En este sentido recordemos que los estímulos internos son investidos por el yo real
primitivo, mientras que los estímulos externos deben resultar indiferentes (es decir no
poseer investidura ni diferenciación), y son precisamente estos estímulos los que
conforman el contexto. Pero si la estimulación externa continúa vigente, (la presencia
materna, en su función de tentación y/o nutricia) cuando ya no hay un requerimiento
pulsional para su aparición, por ejemplo serán investidos los estímulos exógenos, lo cual
refuerza las exigencias que derivan de ellos.
Nos resta todavía dilucidar, que este contexto desde un punto de vista teórico,
incluye a nuestro juicio por lo menos cuatro funciones: a) de filtro de los estímulos, lo
cual le permite al niño en un momento posterior configurar su propia coraza de
protección antiestímulo, b) como lugar para la descarga de ciertos volúmenes de
excitación, c) de soporte del período neurológico y pulsional, y d) de una espacialidad
que sostiene el matiz afectivo.
Por su parte Bion (1977) nos habla de la capacidad materna para el ensueño
(reverie) que se constituye como un receptor de la diversidad de sensaciones de sí
mismo, que el niño obtiene por medio de su conciencia.

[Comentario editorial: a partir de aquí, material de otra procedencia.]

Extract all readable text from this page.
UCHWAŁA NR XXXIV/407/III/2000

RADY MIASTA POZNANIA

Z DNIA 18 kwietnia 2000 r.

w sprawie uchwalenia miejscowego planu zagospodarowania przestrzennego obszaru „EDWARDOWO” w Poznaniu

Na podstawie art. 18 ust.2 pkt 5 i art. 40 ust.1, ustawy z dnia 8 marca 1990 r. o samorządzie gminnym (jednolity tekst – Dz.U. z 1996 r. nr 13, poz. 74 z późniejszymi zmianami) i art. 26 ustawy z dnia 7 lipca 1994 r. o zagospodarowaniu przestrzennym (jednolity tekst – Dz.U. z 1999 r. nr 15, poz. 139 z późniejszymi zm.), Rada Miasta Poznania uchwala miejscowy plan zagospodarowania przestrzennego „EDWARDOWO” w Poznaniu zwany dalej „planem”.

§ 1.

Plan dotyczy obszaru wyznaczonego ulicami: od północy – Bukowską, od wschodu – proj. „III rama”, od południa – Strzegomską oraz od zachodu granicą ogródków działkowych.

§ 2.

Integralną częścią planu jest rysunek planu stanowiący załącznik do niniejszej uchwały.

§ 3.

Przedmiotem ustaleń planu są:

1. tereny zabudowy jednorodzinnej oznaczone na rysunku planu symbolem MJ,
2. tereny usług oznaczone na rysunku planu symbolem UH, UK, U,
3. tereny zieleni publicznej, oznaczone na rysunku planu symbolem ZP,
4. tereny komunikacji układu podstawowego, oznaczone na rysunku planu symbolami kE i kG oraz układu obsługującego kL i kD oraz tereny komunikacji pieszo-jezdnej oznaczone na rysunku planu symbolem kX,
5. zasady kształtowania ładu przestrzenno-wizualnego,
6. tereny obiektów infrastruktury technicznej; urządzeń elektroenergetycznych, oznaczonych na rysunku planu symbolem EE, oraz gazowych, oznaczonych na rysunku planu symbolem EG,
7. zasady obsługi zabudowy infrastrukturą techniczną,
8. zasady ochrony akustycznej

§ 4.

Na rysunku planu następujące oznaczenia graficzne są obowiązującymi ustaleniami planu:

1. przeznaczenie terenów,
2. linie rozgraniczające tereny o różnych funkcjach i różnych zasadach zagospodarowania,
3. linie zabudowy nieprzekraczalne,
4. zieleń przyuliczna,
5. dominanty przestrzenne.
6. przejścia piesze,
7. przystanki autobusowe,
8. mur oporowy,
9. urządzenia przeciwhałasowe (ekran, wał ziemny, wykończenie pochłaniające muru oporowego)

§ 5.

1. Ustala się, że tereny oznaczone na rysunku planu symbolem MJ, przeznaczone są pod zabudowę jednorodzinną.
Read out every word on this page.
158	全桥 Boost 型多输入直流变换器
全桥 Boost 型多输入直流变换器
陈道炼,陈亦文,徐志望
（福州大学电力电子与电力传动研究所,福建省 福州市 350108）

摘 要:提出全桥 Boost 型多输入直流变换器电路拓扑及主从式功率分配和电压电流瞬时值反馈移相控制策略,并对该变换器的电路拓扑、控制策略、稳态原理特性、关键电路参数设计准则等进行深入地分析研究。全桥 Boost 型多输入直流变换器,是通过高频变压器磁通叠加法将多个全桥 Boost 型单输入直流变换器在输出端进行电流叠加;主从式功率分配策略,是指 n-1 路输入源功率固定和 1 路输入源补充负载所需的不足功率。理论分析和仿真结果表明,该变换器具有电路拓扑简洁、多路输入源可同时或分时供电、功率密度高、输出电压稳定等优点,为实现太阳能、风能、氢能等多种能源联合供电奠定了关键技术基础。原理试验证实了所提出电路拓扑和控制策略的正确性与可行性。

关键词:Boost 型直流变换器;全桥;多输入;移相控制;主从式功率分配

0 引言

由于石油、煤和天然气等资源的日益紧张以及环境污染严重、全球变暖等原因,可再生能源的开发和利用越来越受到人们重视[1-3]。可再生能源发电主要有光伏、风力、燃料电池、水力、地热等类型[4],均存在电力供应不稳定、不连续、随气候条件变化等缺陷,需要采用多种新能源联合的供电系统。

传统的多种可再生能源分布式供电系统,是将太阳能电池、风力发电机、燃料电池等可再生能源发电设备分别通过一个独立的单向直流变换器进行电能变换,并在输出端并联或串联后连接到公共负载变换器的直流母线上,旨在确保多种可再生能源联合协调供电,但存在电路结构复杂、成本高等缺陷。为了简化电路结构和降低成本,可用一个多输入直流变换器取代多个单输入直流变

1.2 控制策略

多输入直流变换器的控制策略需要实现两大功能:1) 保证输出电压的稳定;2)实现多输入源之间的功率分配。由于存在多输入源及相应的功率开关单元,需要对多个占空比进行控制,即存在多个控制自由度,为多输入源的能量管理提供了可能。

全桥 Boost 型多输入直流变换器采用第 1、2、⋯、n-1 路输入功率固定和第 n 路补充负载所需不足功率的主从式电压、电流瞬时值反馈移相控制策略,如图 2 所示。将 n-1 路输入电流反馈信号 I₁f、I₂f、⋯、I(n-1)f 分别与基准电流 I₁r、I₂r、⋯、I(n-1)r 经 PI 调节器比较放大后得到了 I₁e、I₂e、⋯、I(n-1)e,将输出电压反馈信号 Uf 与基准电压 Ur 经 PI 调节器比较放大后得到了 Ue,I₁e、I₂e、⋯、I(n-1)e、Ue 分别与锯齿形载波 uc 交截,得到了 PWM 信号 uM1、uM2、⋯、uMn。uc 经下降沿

Recordemos, en este sentido, que Rascovsky (1980) considera a «la madre como
recipientario» en sus indagaciones sobre la relación materno-filial. Esta concepción
implica tanto un proceso de reversión reflexiva de la libido y del interés materno, que se
proyectan desde el yo propio hacia el mundo exterior, como una «reorientación de sus
afectos», que se dirigen hacia el niño. Estas trasposiciones se intensifican especialmente
durante las primeras seis semanas después del parto.
En el decir de Lacan (1969/70) “Un gran cocodrilo en cuya boca ustedes están,
es eso la madre, ¿no? No se sabe si de repente se le puede ocurrir cerrar el pico: eso es
el deseo de la madre [...].”
En la mitología egipcia, Sobek, significa “el cocodrilo”. Era un dios egipcio que
se representaba con forma de cocodrilo o con cuerpo humano y cabeza de cocodrilo. Era
un dios de la fertilidad, la vegetación, la potencia creadora y la protección. Se asoció
con el sol y la realeza en el Reino Medio. Los egipcios lo veneraban por su cuidado de
sus huevos y sus crías, que transportaba en sus fauces, aunque en ocasiones podía
devorarlas.
La Diosa, que era todas las madres, se vinculaba con la dualidad cósmica,
representada por el tlahtoani y el cihuacóatl, y cómo su culto se vio afectado por la
compulsión sacrificial sangrienta que caracterizó a la religión azteca. (Blanca Solares,
2007)
En estas metáforas se ilustra la ambivalencia del deseo materno, que oscila entre
el amor y la agresión, entre la protección y el devoramiento. El sujeto se encuentra así
en una situación de incertidumbre y angustia, que lo interpela a construir una respuesta
singular frente a ese deseo que lo constituye y lo amenaza.